= Louisa Van Vleet Spicer Wright =

American physician

Louisa "Lutie" Van Vleet Spicer Wright (1862–1913) was the first doctor in Clark County, Washington to have both a degree in medicine and a license to practice medicine having obtained both upon graduating from what was then the University of Michigan Medical School at Ann Arbor, Michigan in 1885.

== Early life ==
She was born in Fern Prairie, Washington in 1862.
After finishing school, she taught in schools in Grass Valley, earning $25 per month and saving up for medical school.
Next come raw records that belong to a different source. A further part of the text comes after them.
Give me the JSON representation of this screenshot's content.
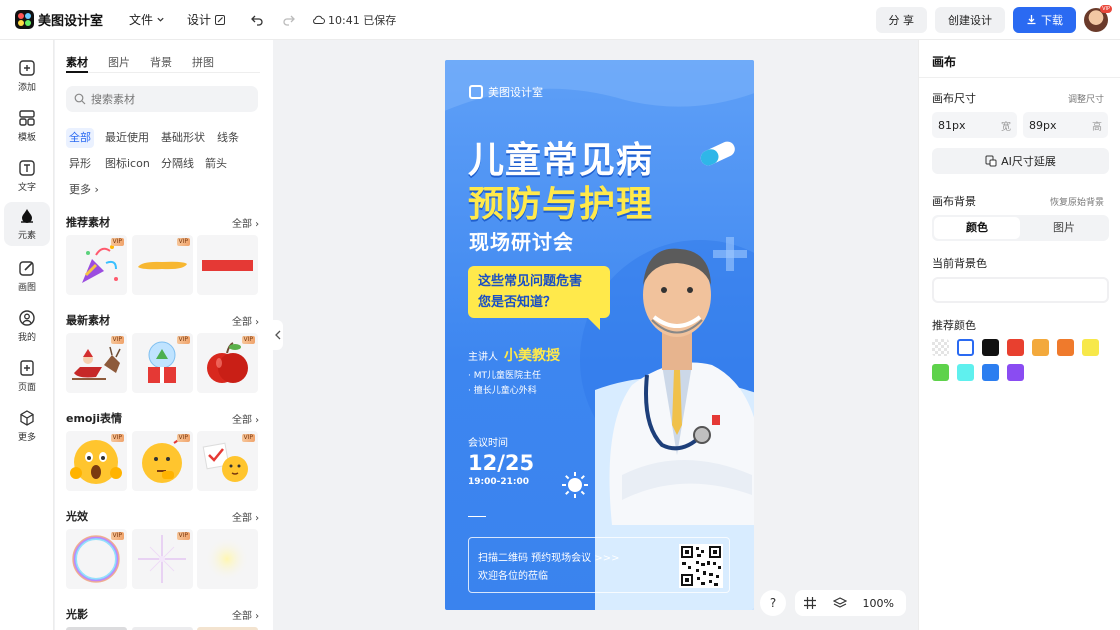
{
  "app": {
    "name": "美图设计室"
  },
  "toolbar": {
    "file_label": "文件",
    "design_label": "设计",
    "saved_text": "10:41 已保存",
    "share_label": "分 享",
    "create_label": "创建设计",
    "download_label": "下载",
    "avatar_badge": "VIP"
  },
  "leftnav": {
    "items": [
      {
        "label": "添加",
        "icon": "plus-square-icon"
      },
      {
        "label": "模板",
        "icon": "template-icon"
      },
      {
        "label": "文字",
        "icon": "text-icon"
      },
      {
        "label": "元素",
        "icon": "element-icon"
      },
      {
        "label": "画图",
        "icon": "draw-icon"
      },
      {
        "label": "我的",
        "icon": "user-icon"
      },
      {
        "label": "页面",
        "icon": "page-icon"
      },
      {
        "label": "更多",
        "icon": "cube-icon"
      }
    ],
    "active": "元素"
  },
  "panel": {
    "tabs": [
      "素材",
      "图片",
      "背景",
      "拼图"
    ],
    "active_tab": "素材",
    "search_placeholder": "搜索素材",
    "chips": [
      "全部",
      "最近使用",
      "基础形状",
      "线条",
      "异形",
      "图标icon",
      "分隔线",
      "箭头",
      "更多"
    ],
    "active_chip": "全部",
    "all_label": "全部",
    "vip_label": "VIP",
    "sections": [
      {
        "title": "推荐素材",
        "thumbs": [
          "party-popper",
          "yellow-brush-stroke",
          "red-bar"
        ]
      },
      {
        "title": "最新素材",
        "thumbs": [
          "santa-sleigh",
          "snow-globe-gift",
          "red-apple"
        ]
      },
      {
        "title": "emoji表情",
        "thumbs": [
          "shocked-emoji",
          "thinking-emoji",
          "checklist-emoji"
        ]
      },
      {
        "title": "光效",
        "thumbs": [
          "rainbow-ring",
          "sparkle-star",
          "soft-glow"
        ]
      },
      {
        "title": "光影",
        "thumbs": []
      }
    ]
  },
  "poster": {
    "brand": "美图设计室",
    "title_line1": "儿童常见病",
    "title_line2": "预防与护理",
    "subtitle": "现场研讨会",
    "question_line1": "这些常见问题危害",
    "question_line2": "您是否知道？",
    "speaker_label": "主讲人",
    "speaker_name": "小美教授",
    "bullet1": "· MT儿童医院主任",
    "bullet2": "· 擅长儿童心外科",
    "meeting_label": "会议时间",
    "meeting_date": "12/25",
    "meeting_time": "19:00-21:00",
    "qr_line1": "扫描二维码 预约现场会议 >>>",
    "qr_line2": "欢迎各位的莅临"
  },
  "canvas_toolbar": {
    "help": "?",
    "zoom": "100%"
  },
  "rightpanel": {
    "title": "画布",
    "size_label": "画布尺寸",
    "adjust_size": "调整尺寸",
    "width_value": "81px",
    "width_unit": "宽",
    "height_value": "89px",
    "height_unit": "高",
    "ai_extend": "AI尺寸延展",
    "bg_label": "画布背景",
    "restore_bg": "恢复原始背景",
    "seg_color": "颜色",
    "seg_image": "图片",
    "current_bg": "当前背景色",
    "recommended": "推荐颜色",
    "swatches": [
      "transparent",
      "#ffffff",
      "#111111",
      "#e8402f",
      "#f3a93c",
      "#ef7a2c",
      "#f7e84a",
      "#5ed24b",
      "#5ff0ee",
      "#2c7ef0",
      "#8a4cf2"
    ]
  },
  "colors": {
    "accent": "#2a6af2",
    "poster_bg": "#3d86f0",
    "poster_yellow": "#ffe94b"
  }
}
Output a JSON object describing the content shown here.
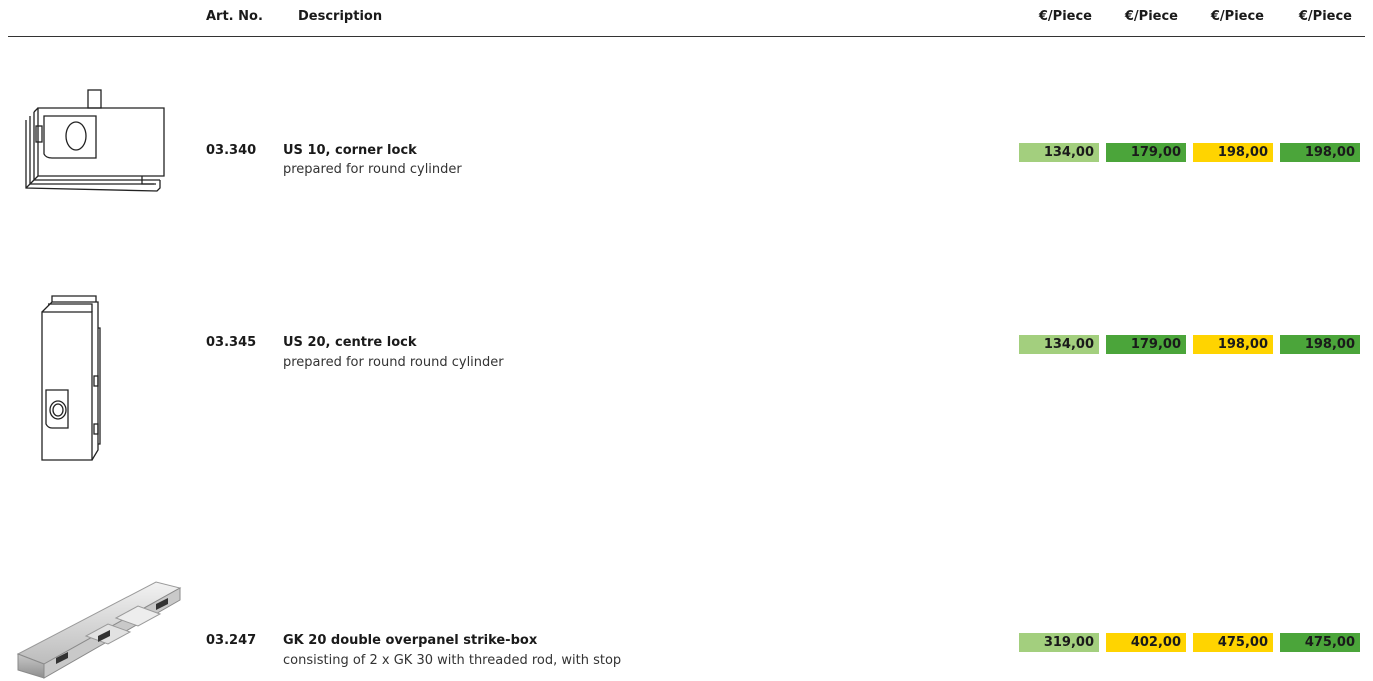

She went to the University of Oregon Medical College, and eventually transferred to what was then the University of Michigan Medical School at Ann Arbor, Michigan. She graduated in 1885, at age 23.

== Career ==
After finishing medical school, she spent some time practicing medicine in Missoula, Montana, then returned to Washington. She was the only doctor in the area, and delivered many babies in and around Camas.

== Personal life ==
In 1890, Wright purchased 10 acres of the Parkersville property from her parents, and then an additional 35 acres in 1904. Her son Cecil Van Vleet inherited the 10 acres at Parkersville, then sold it to the Port of Camas-Washougal in 1977.

She was married to J.W. Wright and had two daughters, Louise Spicer and Edith Spicer. She died in 1913 at age 50, after being kicked in the jaw by a horse while harnessing it. She was buried at Fern Prairie Cemetery.